Jika ingin menjadi oposan, mudah. Masuk ke lembaga politik formal (seperti PSI dan Gelora), atau menjadi kekuatan moral sebagaimana Buya Syafi’e, atau mungkin Rama Magnis Suseno.
Sejumlah orang (mau nyebut ‘tokoh’ kok man-eman), yang mengatasnamakan perwakilan masyarakat peduli masa depan negara dan bangsa, mendeklarasikan Koalisi Aksi Menyelamatkan Indonesia (KAMI).

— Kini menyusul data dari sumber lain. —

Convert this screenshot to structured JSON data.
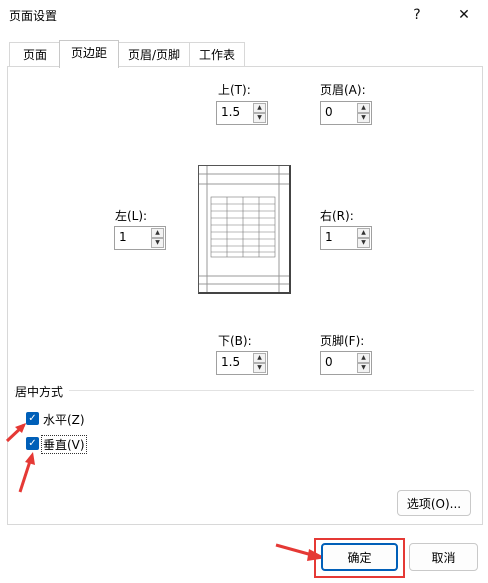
{
  "window": {
    "title": "页面设置",
    "help": "?",
    "close": "✕"
  },
  "tabs": [
    {
      "label": "页面",
      "active": false
    },
    {
      "label": "页边距",
      "active": true
    },
    {
      "label": "页眉/页脚",
      "active": false
    },
    {
      "label": "工作表",
      "active": false
    }
  ],
  "margins": {
    "top": {
      "label": "上(T):",
      "value": "1.5"
    },
    "header": {
      "label": "页眉(A):",
      "value": "0"
    },
    "left": {
      "label": "左(L):",
      "value": "1"
    },
    "right": {
      "label": "右(R):",
      "value": "1"
    },
    "bottom": {
      "label": "下(B):",
      "value": "1.5"
    },
    "footer": {
      "label": "页脚(F):",
      "value": "0"
    }
  },
  "center": {
    "section_label": "居中方式",
    "horizontal": {
      "label": "水平(Z)",
      "checked": true
    },
    "vertical": {
      "label": "垂直(V)",
      "checked": true
    }
  },
  "buttons": {
    "options": "选项(O)...",
    "ok": "确定",
    "cancel": "取消"
  },
  "colors": {
    "accent": "#005fb8",
    "annotation": "#e53935"
  }
}
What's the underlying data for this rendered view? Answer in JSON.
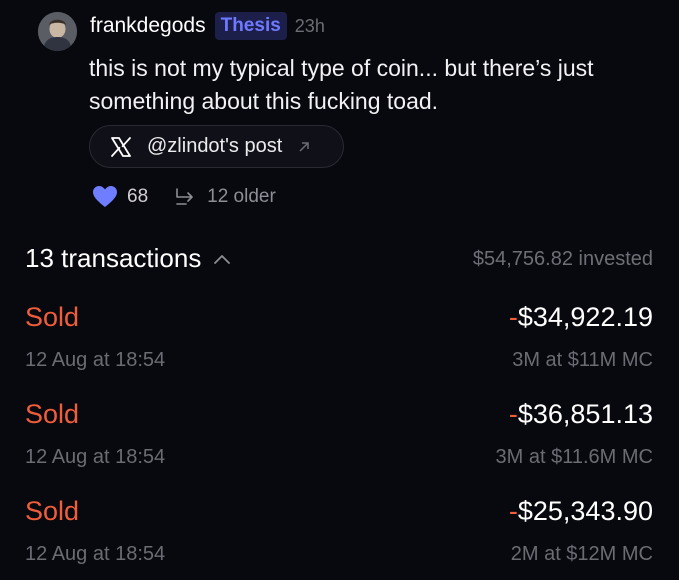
{
  "post": {
    "username": "frankdegods",
    "badge": "Thesis",
    "age": "23h",
    "text": "this is not my typical type of coin... but there’s just something about this fucking toad.",
    "source_label": "@zlindot's post",
    "likes": "68",
    "older": "12 older"
  },
  "transactions": {
    "title": "13 transactions",
    "invested": "$54,756.82 invested",
    "items": [
      {
        "type": "Sold",
        "date": "12 Aug at 18:54",
        "sign": "-",
        "amount": "$34,922.19",
        "detail": "3M at $11M MC"
      },
      {
        "type": "Sold",
        "date": "12 Aug at 18:54",
        "sign": "-",
        "amount": "$36,851.13",
        "detail": "3M at $11.6M MC"
      },
      {
        "type": "Sold",
        "date": "12 Aug at 18:54",
        "sign": "-",
        "amount": "$25,343.90",
        "detail": "2M at $12M MC"
      }
    ]
  },
  "colors": {
    "background": "#08080f",
    "sold": "#ef5d3a",
    "badge_text": "#6f79ff",
    "heart": "#6f7dff",
    "muted": "#6b6b73"
  },
  "icons": {
    "avatar": "avatar",
    "source": "x-logo-icon",
    "external": "arrow-up-right-icon",
    "like": "heart-icon",
    "older": "thread-icon",
    "collapse": "chevron-up-icon"
  }
}
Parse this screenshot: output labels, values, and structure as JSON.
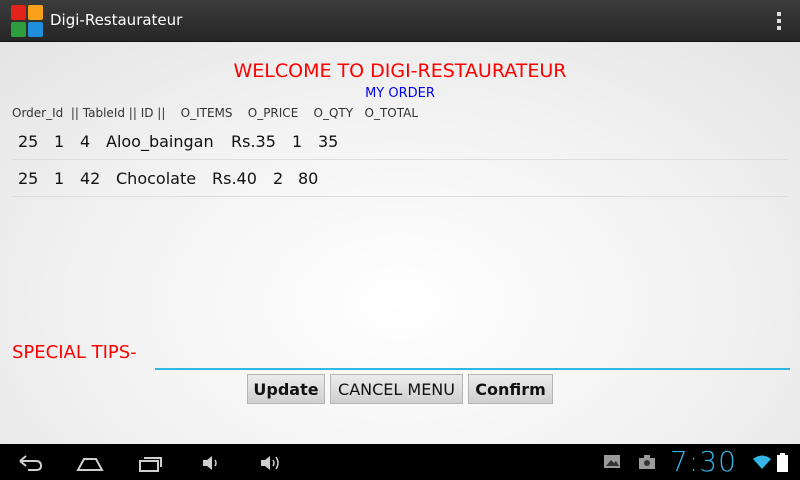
{
  "app": {
    "title": "Digi-Restaurateur",
    "brand_colors": [
      "#e2231a",
      "#f9a11b",
      "#2e9e3e",
      "#1f8fdc"
    ]
  },
  "page": {
    "welcome": "WELCOME TO DIGI-RESTAURATEUR",
    "subtitle": "MY ORDER",
    "header": "Order_Id  || TableId || ID ||    O_ITEMS    O_PRICE    O_QTY   O_TOTAL"
  },
  "orders": [
    {
      "order_id": "25",
      "table_id": "1",
      "id": "4",
      "item": "Aloo_baingan",
      "price": "Rs.35",
      "qty": "1",
      "total": "35"
    },
    {
      "order_id": "25",
      "table_id": "1",
      "id": "42",
      "item": "Chocolate",
      "price": "Rs.40",
      "qty": "2",
      "total": "80"
    }
  ],
  "tips": {
    "label": "SPECIAL TIPS-",
    "value": "",
    "placeholder": ""
  },
  "buttons": {
    "update": "Update",
    "cancel": "CANCEL MENU",
    "confirm": "Confirm"
  },
  "statusbar": {
    "time": "7:30",
    "accent": "#33b5e5"
  },
  "icons": [
    "back-icon",
    "home-icon",
    "recent-apps-icon",
    "volume-down-icon",
    "volume-up-icon",
    "gallery-icon",
    "camera-icon",
    "wifi-icon",
    "battery-icon",
    "overflow-menu-icon"
  ]
}
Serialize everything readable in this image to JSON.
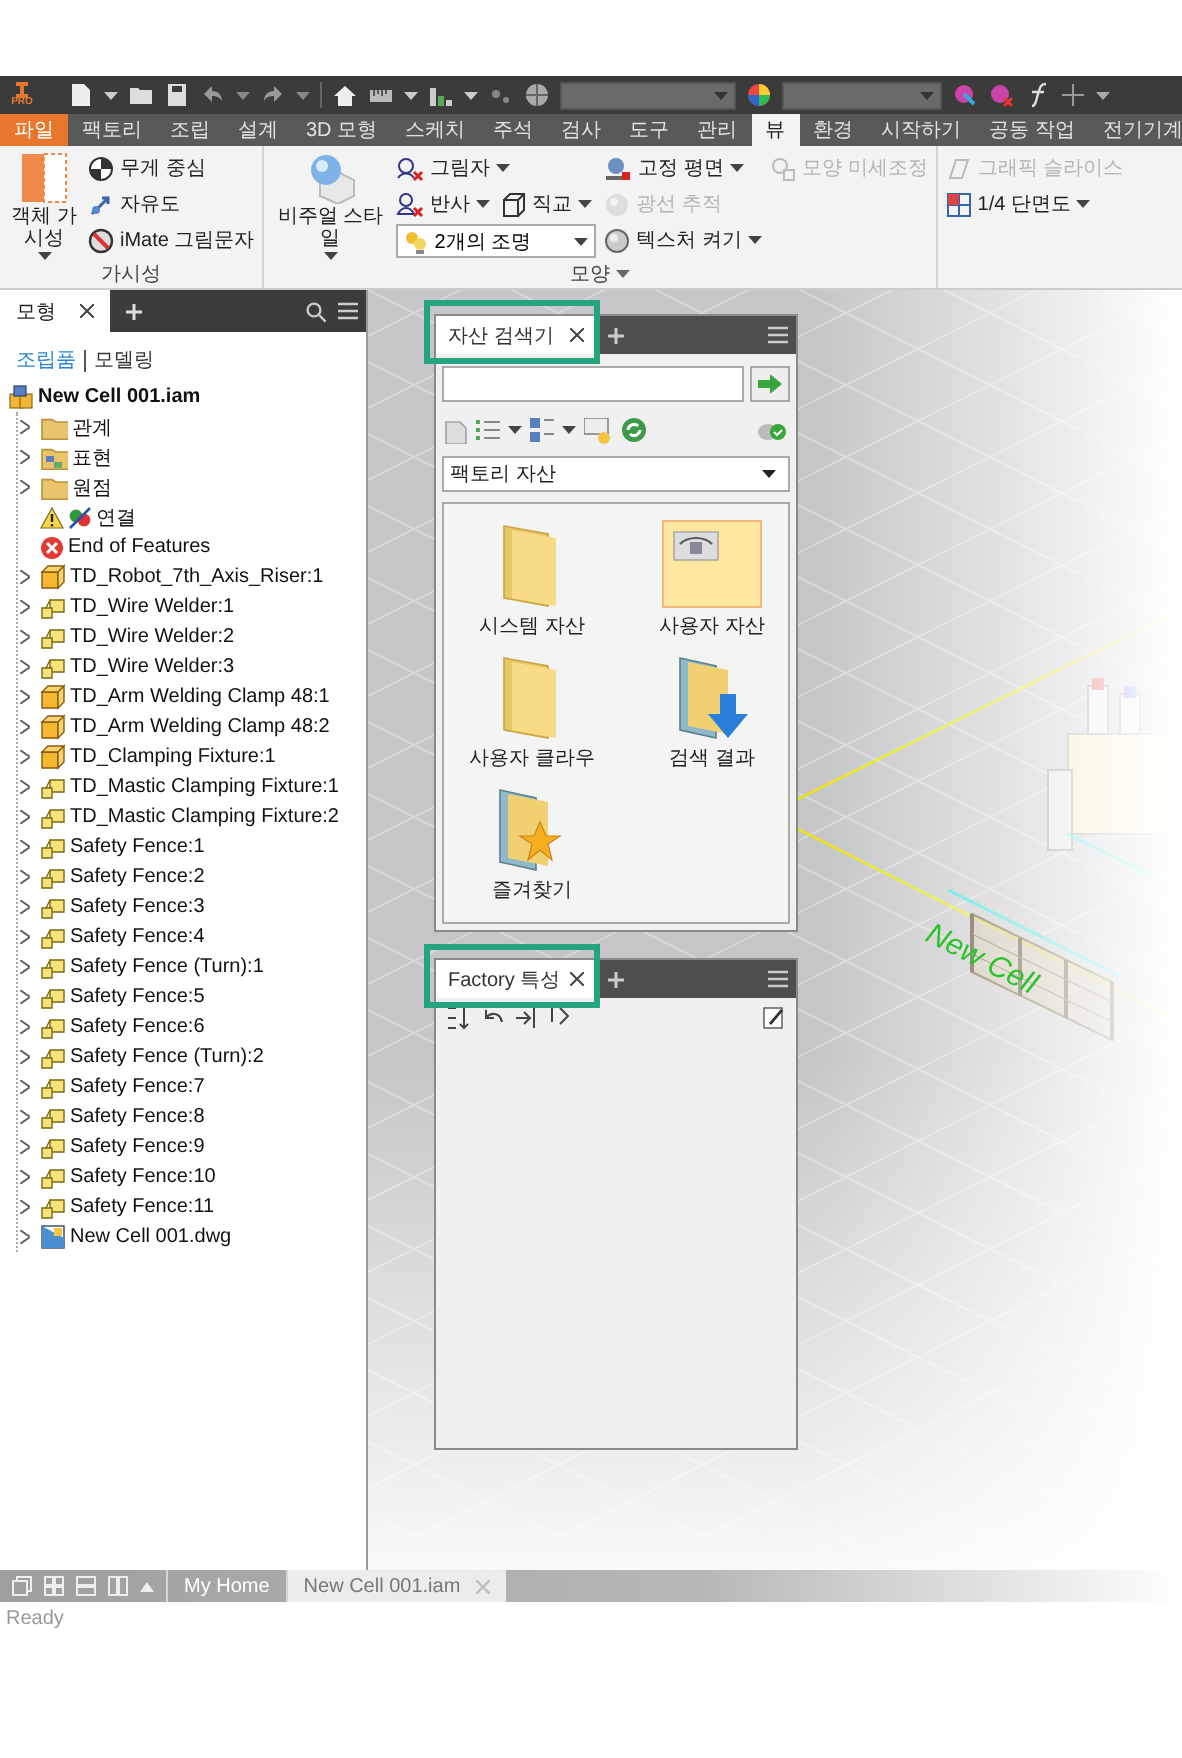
{
  "app": {
    "badge": "PRO"
  },
  "ribbon_tabs": [
    {
      "label": "파일",
      "kind": "file",
      "selected": false
    },
    {
      "label": "팩토리",
      "kind": "tab",
      "selected": false
    },
    {
      "label": "조립",
      "kind": "tab",
      "selected": false
    },
    {
      "label": "설계",
      "kind": "tab",
      "selected": false
    },
    {
      "label": "3D 모형",
      "kind": "tab",
      "selected": false
    },
    {
      "label": "스케치",
      "kind": "tab",
      "selected": false
    },
    {
      "label": "주석",
      "kind": "tab",
      "selected": false
    },
    {
      "label": "검사",
      "kind": "tab",
      "selected": false
    },
    {
      "label": "도구",
      "kind": "tab",
      "selected": false
    },
    {
      "label": "관리",
      "kind": "tab",
      "selected": false
    },
    {
      "label": "뷰",
      "kind": "tab",
      "selected": true
    },
    {
      "label": "환경",
      "kind": "tab",
      "selected": false
    },
    {
      "label": "시작하기",
      "kind": "tab",
      "selected": false
    },
    {
      "label": "공동 작업",
      "kind": "tab",
      "selected": false
    },
    {
      "label": "전기기계",
      "kind": "tab",
      "selected": false
    }
  ],
  "ribbon_groups": [
    {
      "title": "가시성",
      "title_menu": false,
      "columns": [
        [
          [
            {
              "kind": "large",
              "label": "객체 가시성",
              "menu": true,
              "disabled": false
            }
          ]
        ],
        [
          [
            {
              "kind": "small",
              "label": "무게 중심",
              "menu": false,
              "disabled": false
            }
          ],
          [
            {
              "kind": "small",
              "label": "자유도",
              "menu": false,
              "disabled": false
            }
          ],
          [
            {
              "kind": "small",
              "label": "iMate 그림문자",
              "menu": false,
              "disabled": false
            }
          ]
        ]
      ]
    },
    {
      "title": "모양",
      "title_menu": true,
      "columns": [
        [
          [
            {
              "kind": "large",
              "label": "비주얼 스타일",
              "menu": true,
              "disabled": false
            }
          ]
        ],
        [
          [
            {
              "kind": "small",
              "label": "그림자",
              "menu": true,
              "disabled": false
            }
          ],
          [
            {
              "kind": "small",
              "label": "반사",
              "menu": true,
              "disabled": false
            },
            {
              "kind": "small",
              "label": "직교",
              "menu": true,
              "disabled": false
            }
          ],
          [
            {
              "kind": "combo",
              "value": "2개의 조명"
            }
          ]
        ],
        [
          [
            {
              "kind": "small",
              "label": "고정 평면",
              "menu": true,
              "disabled": false
            }
          ],
          [
            {
              "kind": "small",
              "label": "광선 추적",
              "menu": false,
              "disabled": true
            }
          ],
          [
            {
              "kind": "small",
              "label": "텍스처 켜기",
              "menu": true,
              "disabled": false
            }
          ]
        ],
        [
          [
            {
              "kind": "small",
              "label": "모양 미세조정",
              "menu": false,
              "disabled": true
            }
          ]
        ]
      ]
    },
    {
      "columns": [
        [
          [
            {
              "kind": "small",
              "label": "그래픽 슬라이스",
              "menu": false,
              "disabled": true
            }
          ],
          [
            {
              "kind": "small",
              "label": "1/4 단면도",
              "menu": true,
              "disabled": false
            }
          ]
        ]
      ]
    }
  ],
  "model_browser": {
    "tab": "모형",
    "modes": [
      {
        "label": "조립품",
        "selected": true
      },
      {
        "label": "모델링",
        "selected": false
      }
    ],
    "tree": {
      "label": "New Cell 001.iam",
      "kind": "assembly",
      "children": [
        {
          "label": "관계",
          "kind": "folder",
          "expandable": true
        },
        {
          "label": "표현",
          "kind": "views",
          "expandable": true
        },
        {
          "label": "원점",
          "kind": "folder",
          "expandable": true
        },
        {
          "label": "연결",
          "kind": "joint",
          "expandable": false
        },
        {
          "label": "End of Features",
          "kind": "end",
          "expandable": false
        },
        {
          "label": "TD_Robot_7th_Axis_Riser:1",
          "kind": "part",
          "expandable": true
        },
        {
          "label": "TD_Wire Welder:1",
          "kind": "asset",
          "expandable": true
        },
        {
          "label": "TD_Wire Welder:2",
          "kind": "asset",
          "expandable": true
        },
        {
          "label": "TD_Wire Welder:3",
          "kind": "asset",
          "expandable": true
        },
        {
          "label": "TD_Arm Welding Clamp 48:1",
          "kind": "part",
          "expandable": true
        },
        {
          "label": "TD_Arm Welding Clamp 48:2",
          "kind": "part",
          "expandable": true
        },
        {
          "label": "TD_Clamping Fixture:1",
          "kind": "part",
          "expandable": true
        },
        {
          "label": "TD_Mastic Clamping Fixture:1",
          "kind": "asset",
          "expandable": true
        },
        {
          "label": "TD_Mastic Clamping Fixture:2",
          "kind": "asset",
          "expandable": true
        },
        {
          "label": "Safety Fence:1",
          "kind": "asset",
          "expandable": true
        },
        {
          "label": "Safety Fence:2",
          "kind": "asset",
          "expandable": true
        },
        {
          "label": "Safety Fence:3",
          "kind": "asset",
          "expandable": true
        },
        {
          "label": "Safety Fence:4",
          "kind": "asset",
          "expandable": true
        },
        {
          "label": "Safety Fence (Turn):1",
          "kind": "asset",
          "expandable": true
        },
        {
          "label": "Safety Fence:5",
          "kind": "asset",
          "expandable": true
        },
        {
          "label": "Safety Fence:6",
          "kind": "asset",
          "expandable": true
        },
        {
          "label": "Safety Fence (Turn):2",
          "kind": "asset",
          "expandable": true
        },
        {
          "label": "Safety Fence:7",
          "kind": "asset",
          "expandable": true
        },
        {
          "label": "Safety Fence:8",
          "kind": "asset",
          "expandable": true
        },
        {
          "label": "Safety Fence:9",
          "kind": "asset",
          "expandable": true
        },
        {
          "label": "Safety Fence:10",
          "kind": "asset",
          "expandable": true
        },
        {
          "label": "Safety Fence:11",
          "kind": "asset",
          "expandable": true
        },
        {
          "label": "New Cell 001.dwg",
          "kind": "dwg",
          "expandable": true
        }
      ]
    }
  },
  "asset_browser": {
    "title": "자산 검색기",
    "library": "팩토리 자산",
    "items": [
      {
        "label": "시스템 자산",
        "kind": "folder",
        "selected": false
      },
      {
        "label": "사용자 자산",
        "kind": "custom",
        "selected": true
      },
      {
        "label": "사용자 클라우",
        "kind": "folder",
        "selected": false
      },
      {
        "label": "검색 결과",
        "kind": "results",
        "selected": false
      },
      {
        "label": "즐겨찾기",
        "kind": "favorites",
        "selected": false
      }
    ]
  },
  "properties_panel": {
    "title": "Factory 특성"
  },
  "viewport": {
    "cell_label": "New Cell"
  },
  "documents": {
    "tabs": [
      {
        "label": "My Home",
        "selected": false,
        "closable": false
      },
      {
        "label": "New Cell 001.iam",
        "selected": true,
        "closable": true
      }
    ]
  },
  "status_bar": "Ready"
}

Watak korupsinya, dari awal sudah tampak. Mereka mengatasnamakan perwakilan masyarakat peduli masa depan negara dan bangsa. Saya nanya Mbok Satinem, penjual gatot-thiwul Kulon Tugu Yogya yang sohor itu, apakah dimintai ijin, atau memberi mandat untuk kepentingannya? Secara Mbok Satinem juga sangat peduli masa depan bangsa dan negara. Rumangsamu!
Belum pula jika saya nanya para pemilik kartu suara pada Pemilu dan Pilpres 2019; Apakah ada yang dimintai persetujuan?
Claiming dan tudang-tuding, adalah ciri-khas calon koruptor dan perampok jika berkuasa. Apalagi katanya, kita menuju ke arah yang salah, dan kapal besar Indonesia mau tenggelam. Tapi hanya dengan asumsi, bukan nalar gumathok.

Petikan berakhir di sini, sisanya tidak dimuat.